Collapsed Investment Firm in Dublin, Ireland

Custom House Capital (CHC) was an investment firm based in Dublin, Ireland.

In 2011, Kieran Wallace and Eamonn Richardson of KPMG were appointed liquidators following regulatory intervention, due to suspicions around the misappropriation of client funds.

==History==
The firm was established in 1997 by Patrick O’Sullivan and Tony Burke with Cassidy joining in 1999 from Guinness Mahon.

By 2009 CHC had built up a base of over 2,000 clients and had approximately €1.2 billion of assets under management but had been under surveillance by the Central Bank of Ireland and Financial Regulator because of operational concerns.

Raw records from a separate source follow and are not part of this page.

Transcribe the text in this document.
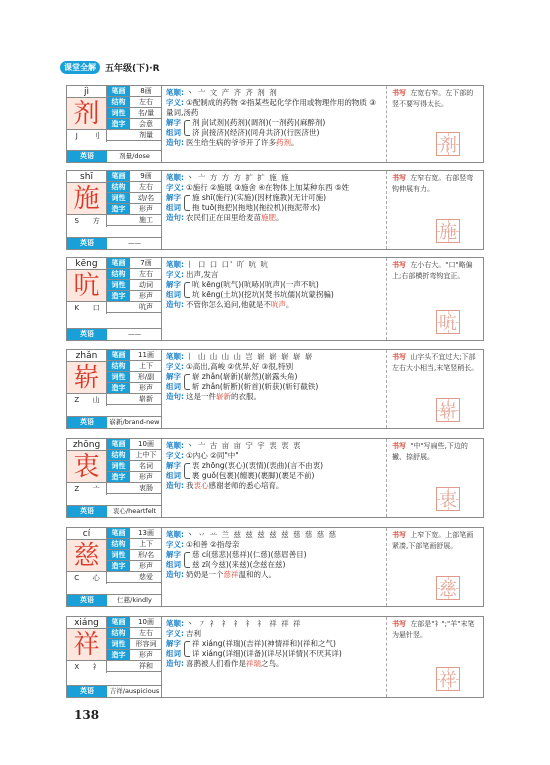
课堂全解	五年级(下)·R
jì
剂
J	刂
笔画	8画
结构	左右
词性	名/量
造字	会意
剂量
英语	剂量/dose
笔顺: 丶 亠 文 产 齐 齐 剂 剂
字义: ①配制成的药物 ②指某些起化学作用或物理作用的物质 ③量词,汤药
解字
组词
剂 jì(试剂)(药剂)(调剂)(一剂药)(麻醉剂)
济 jì(接济)(经济)(同舟共济)(行医济世)
造句: 医生给生病的爷爷开了许多 药剂 。
书写 左宽右窄。左下部的竖不要写得太长。
剂
shī
施
S	方
笔画	9画
结构	左右
词性	动/名
造字	形声
施工
英语	——
笔顺: 丶 亠 方 方 方 扩 扩 施 施
字义: ①施行 ②施展 ③施舍 ④在物体上加某种东西 ⑤姓
解字
组词
施 shī(施行)(实施)(因材施教)(无计可施)
拖 tuō(拖把)(拖地)(拖拉机)(拖泥带水)
造句: 农民们正在田里给麦苗 施肥 。
书写 左窄右宽。右部竖弯钩伸展有力。
施
kēng
吭
K	口
笔画	7画
结构	左右
词性	动词
造字	形声
吭声
英语	——
笔顺: 丨 口 口 口' 吖 吭 吭
字义: 出声,发言
解字
组词
吭 kēng(吭气)(吭哧)(吭声)(一声不吭)
坑 kēng(土坑)(挖坑)(焚书坑儒)(坑蒙拐骗)
造句: 不管你怎么追问,他就是不 吭声 。
书写 左小右大。"口"略偏上;右部横折弯钩宜正。
吭
zhǎn
崭
Z	山
笔画	11画
结构	上下
词性	形/副
造字	形声
崭新
英语	崭新/brand-new
笔顺: 丨 山 山 山 山 岂 崭 崭 崭 崭 崭
字义: ①高出,高峻 ②优异,好 ③很,特别
解字
组词
崭 zhǎn(崭新)(崭然)(崭露头角)
斩 zhǎn(斩断)(斩首)(斩获)(斩钉截铁)
造句: 这是一件 崭新 的衣服。
书写 山字头不宜过大;下部左右大小相当,末笔竖稍长。
崭
zhōng
衷
Z	亠
笔画	10画
结构	上中下
词性	名词
造字	形声
衷肠
英语	衷心/heartfelt
笔顺: 丶 亠 古 亩 亩 宁 宇 衷 衷 衷
字义: ①内心 ②同"中"
解字
组词
衷 zhōng(衷心)(衷情)(衷曲)(言不由衷)
裹 guǒ(包裹)(缠裹)(裹脚)(裹足不前)
造句: 我 衷心 感谢老师的悉心培育。
书写 "中"写扁些,下边的撇、捺舒展。
衷
cí
慈
C	心
笔画	13画
结构	上下
词性	形/名
造字	形声
慈爱
英语	仁慈/kindly
笔顺: 丶 丷 䒑 兰 兹 兹 兹 兹 兹 慈 慈 慈 慈
字义: ①和善 ②指母亲
解字
组词
慈 cí(慈悲)(慈祥)(仁慈)(慈眉善目)
兹 zī(今兹)(来兹)(念兹在兹)
造句: 奶奶是一个 慈祥 温和的人。
书写 上窄下宽。上部笔画紧凑,下部笔画舒展。
慈
xiáng
祥
X	礻
笔画	10画
结构	左右
词性	形容词
造字	形声
祥和
英语	吉祥/auspicious
笔顺: 丶 ㇇ 礻 礻 礻 礻 礻 祥 祥 祥
字义: 吉利
解字
组词
祥 xiáng(祥瑞)(吉祥)(神情祥和)(祥和之气)
详 xiáng(详细)(详备)(详尽)(详情)(不厌其详)
造句: 喜鹊被人们看作是 祥瑞 之鸟。
书写 左部是"礻";"羊"末笔为悬针竖。
祥
138
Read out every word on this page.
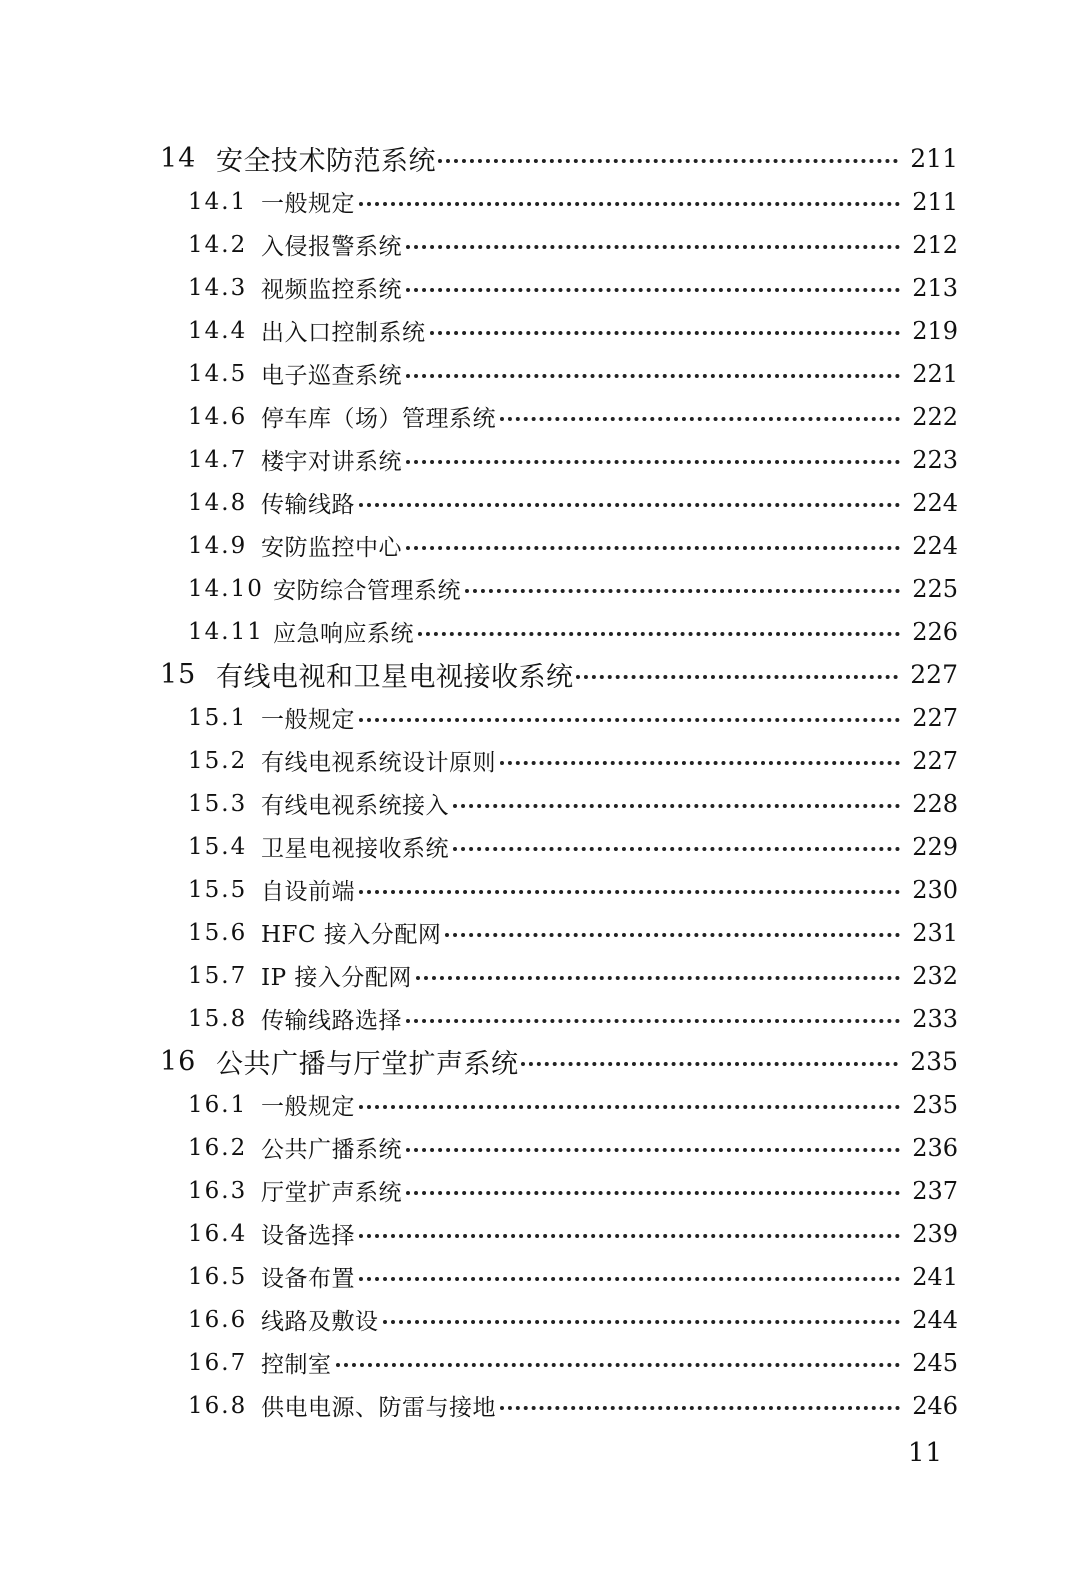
14 安全技术防范系统	211
14.1 一般规定	211
14.2 入侵报警系统	212
14.3 视频监控系统	213
14.4 出入口控制系统	219
14.5 电子巡查系统	221
14.6 停车库（场）管理系统	222
14.7 楼宇对讲系统	223
14.8 传输线路	224
14.9 安防监控中心	224
14.10 安防综合管理系统	225
14.11 应急响应系统	226
15 有线电视和卫星电视接收系统	227
15.1 一般规定	227
15.2 有线电视系统设计原则	227
15.3 有线电视系统接入	228
15.4 卫星电视接收系统	229
15.5 自设前端	230
15.6 HFC 接入分配网	231
15.7 IP 接入分配网	232
15.8 传输线路选择	233
16 公共广播与厅堂扩声系统	235
16.1 一般规定	235
16.2 公共广播系统	236
16.3 厅堂扩声系统	237
16.4 设备选择	239
16.5 设备布置	241
16.6 线路及敷设	244
16.7 控制室	245
16.8 供电电源、防雷与接地	246
11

In early 2011, Bastow Charleton Wealth Management (BCWM) were engaged to help manage the business due to operational difficulties identified by the Central Bank of Ireland and later carried on as managers following the appointment of the liquidator.

Various notable individuals had been invested in the companies funds including Donncha O'Callaghan, Ronan O'Gara and Brian O'Driscoll.

In 2018, Davy Group and BCWM were appointed to manage the return of funds to clients as well as taking over the management of some assets for former clients.

In 2022, the state's investor compensation fund confirmed there were approximately 2,164 claims approved by the liquidator while there were at least another 173 claims outstanding.

On May 12th, 2023, four of the company's employees were jailed after being convicted of a €61 million conspiracy to defraud investors. Harry Cassidy was the cofounder and Chief Operating Officer of CHC during the period of 2008 to 2011 when the conspiracy occurred and was sentenced to seven years in jail.

In December 2023, the Investor Compensation Company (ICCL) confirmed that they had concluded the client compensation process with over 2,340 clients claims processed.